General Climbing Discussion

Topic Date User
I Need Cams ! 25-Sep-2003 At 1:19:18 PM dodgy
Message
OK, maybe I'm biased but I have BD Camalots from 0.5 to 4. Basically, because of the range they cover (the double axle is the difference) you need less of them on your rack. But they are a bit heavier and more expensive than most others. They also have a really nice trigger action. And I've seen a number 4 that was "tested", I really dont think I'll ever see one break...
I also have three small aliens 0, 0.5 and 1 (the 1 is similar to a BD 0.5), they have much more flexible stems than the small BD ones, so less chance of walking. But the aliens are nowhere near as strong, and are not tested like BD or wild Country gear. Both BD and Wild Country use 3 sigma testing. The ratings on Aliens are not confirmed by batch testing like the others, also Aliens are designed for aid use, not big falls. The lobes are quite soft compared to BD (different alloy) and will tear under a big load. REI in the states actually de-rated the Aliens in their own tests. I would only really use the aliens this way in an ideal situation (the #0 has made a nice rest on one route). Interesting that the BD cams are si,ilar in price here to the USA (the improving $A makes them a bit dearer but I can get you about 20% off (BTW) so similar, but Aliens are dearer, in the states Aliens are cheaper than Camalots, so what we have here is a greedy importer...

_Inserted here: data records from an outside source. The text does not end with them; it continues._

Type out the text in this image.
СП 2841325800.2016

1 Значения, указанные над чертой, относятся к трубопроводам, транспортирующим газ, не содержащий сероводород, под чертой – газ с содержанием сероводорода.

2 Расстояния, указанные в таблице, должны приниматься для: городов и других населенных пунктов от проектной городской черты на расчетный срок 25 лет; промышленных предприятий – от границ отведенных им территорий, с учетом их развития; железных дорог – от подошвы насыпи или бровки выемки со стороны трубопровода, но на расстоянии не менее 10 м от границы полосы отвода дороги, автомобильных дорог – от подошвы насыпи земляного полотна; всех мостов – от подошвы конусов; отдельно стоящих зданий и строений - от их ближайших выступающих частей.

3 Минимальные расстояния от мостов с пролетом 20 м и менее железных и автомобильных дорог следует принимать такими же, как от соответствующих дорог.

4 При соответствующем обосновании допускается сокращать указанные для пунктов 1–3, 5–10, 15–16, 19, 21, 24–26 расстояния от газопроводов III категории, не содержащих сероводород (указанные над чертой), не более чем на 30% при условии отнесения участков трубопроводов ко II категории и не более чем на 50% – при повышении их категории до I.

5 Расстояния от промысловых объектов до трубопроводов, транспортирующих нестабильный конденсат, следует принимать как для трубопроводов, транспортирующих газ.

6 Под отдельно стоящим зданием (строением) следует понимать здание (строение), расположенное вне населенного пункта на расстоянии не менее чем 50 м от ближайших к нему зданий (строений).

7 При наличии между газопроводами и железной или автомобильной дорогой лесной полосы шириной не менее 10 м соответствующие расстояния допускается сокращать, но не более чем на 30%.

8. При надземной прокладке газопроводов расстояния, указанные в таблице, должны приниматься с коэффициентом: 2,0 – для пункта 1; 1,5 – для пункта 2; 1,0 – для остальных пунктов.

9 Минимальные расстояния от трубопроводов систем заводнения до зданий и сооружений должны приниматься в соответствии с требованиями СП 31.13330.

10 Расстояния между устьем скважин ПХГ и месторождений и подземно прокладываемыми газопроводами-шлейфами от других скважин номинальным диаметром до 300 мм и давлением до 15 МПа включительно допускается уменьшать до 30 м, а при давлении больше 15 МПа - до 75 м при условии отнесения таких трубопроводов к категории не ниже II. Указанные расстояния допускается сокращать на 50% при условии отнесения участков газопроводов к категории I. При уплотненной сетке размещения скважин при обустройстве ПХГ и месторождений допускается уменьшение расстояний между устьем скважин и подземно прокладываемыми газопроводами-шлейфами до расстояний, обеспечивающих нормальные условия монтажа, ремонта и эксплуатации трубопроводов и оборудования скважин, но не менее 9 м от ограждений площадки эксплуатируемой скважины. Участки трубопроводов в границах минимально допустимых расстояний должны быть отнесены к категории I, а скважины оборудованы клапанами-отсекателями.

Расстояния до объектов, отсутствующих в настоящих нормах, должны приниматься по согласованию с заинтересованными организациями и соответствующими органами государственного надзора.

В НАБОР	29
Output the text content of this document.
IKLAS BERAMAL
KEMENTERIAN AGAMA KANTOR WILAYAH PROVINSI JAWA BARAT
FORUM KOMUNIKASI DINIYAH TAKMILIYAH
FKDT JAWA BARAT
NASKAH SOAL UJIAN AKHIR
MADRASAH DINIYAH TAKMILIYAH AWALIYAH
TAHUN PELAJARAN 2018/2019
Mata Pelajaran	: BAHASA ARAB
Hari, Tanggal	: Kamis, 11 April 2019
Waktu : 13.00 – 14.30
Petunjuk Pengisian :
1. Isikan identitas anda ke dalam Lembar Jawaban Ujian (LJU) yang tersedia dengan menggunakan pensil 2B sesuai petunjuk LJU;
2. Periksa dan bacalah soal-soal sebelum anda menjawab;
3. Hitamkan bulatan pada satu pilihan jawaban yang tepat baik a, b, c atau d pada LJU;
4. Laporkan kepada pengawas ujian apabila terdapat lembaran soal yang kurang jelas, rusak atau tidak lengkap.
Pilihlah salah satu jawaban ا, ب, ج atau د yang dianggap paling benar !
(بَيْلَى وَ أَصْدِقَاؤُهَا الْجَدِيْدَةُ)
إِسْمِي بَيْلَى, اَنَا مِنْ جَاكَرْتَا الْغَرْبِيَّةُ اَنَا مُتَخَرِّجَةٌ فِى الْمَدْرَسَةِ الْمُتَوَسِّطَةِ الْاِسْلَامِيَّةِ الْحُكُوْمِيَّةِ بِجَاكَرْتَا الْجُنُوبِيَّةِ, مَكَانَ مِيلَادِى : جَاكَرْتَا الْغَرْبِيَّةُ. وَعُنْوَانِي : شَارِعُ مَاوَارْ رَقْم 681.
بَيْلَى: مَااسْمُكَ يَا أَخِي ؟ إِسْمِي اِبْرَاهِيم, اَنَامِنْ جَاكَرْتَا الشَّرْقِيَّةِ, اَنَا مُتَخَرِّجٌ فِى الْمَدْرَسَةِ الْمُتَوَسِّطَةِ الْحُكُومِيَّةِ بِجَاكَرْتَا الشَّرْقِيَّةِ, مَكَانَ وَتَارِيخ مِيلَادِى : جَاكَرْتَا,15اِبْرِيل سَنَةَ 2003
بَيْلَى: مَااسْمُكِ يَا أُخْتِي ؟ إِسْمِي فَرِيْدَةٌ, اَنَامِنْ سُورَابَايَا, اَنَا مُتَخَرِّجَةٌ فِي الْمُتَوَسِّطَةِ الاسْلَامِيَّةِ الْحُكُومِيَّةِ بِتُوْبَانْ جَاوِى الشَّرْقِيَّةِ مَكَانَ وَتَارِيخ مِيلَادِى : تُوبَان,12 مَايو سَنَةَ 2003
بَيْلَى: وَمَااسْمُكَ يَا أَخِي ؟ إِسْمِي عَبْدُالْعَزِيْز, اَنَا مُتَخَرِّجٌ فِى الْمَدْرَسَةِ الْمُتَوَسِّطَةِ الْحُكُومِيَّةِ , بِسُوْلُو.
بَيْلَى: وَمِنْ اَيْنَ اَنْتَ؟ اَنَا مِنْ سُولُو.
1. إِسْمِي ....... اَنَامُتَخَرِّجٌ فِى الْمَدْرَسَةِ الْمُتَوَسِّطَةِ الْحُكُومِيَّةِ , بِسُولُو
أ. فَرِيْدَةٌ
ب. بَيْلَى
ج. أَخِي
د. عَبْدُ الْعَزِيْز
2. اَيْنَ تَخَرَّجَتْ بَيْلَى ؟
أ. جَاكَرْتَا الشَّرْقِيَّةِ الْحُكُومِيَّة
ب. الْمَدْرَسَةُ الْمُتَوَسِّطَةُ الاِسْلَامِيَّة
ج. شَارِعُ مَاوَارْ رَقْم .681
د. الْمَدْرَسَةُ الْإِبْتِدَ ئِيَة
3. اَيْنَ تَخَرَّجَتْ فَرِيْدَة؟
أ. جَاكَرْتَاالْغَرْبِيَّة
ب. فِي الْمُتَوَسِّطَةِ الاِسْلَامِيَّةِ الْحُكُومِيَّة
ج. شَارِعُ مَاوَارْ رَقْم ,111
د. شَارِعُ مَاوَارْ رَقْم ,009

I think it is very easy to be fascinated by the engineering of really tiny cams, but keep in mind they have very small ranges too. A #0.1 Camalot covers 8.6-13.7 mm, so if you place it in an 11mm crack and it walks into a wider area, say 13mm (a whole 2mm change) do you think it will be reliable? I'll always try to use a nut first, and I can buy a set of RP's or nearly a full set of nuts...for less than one small cam.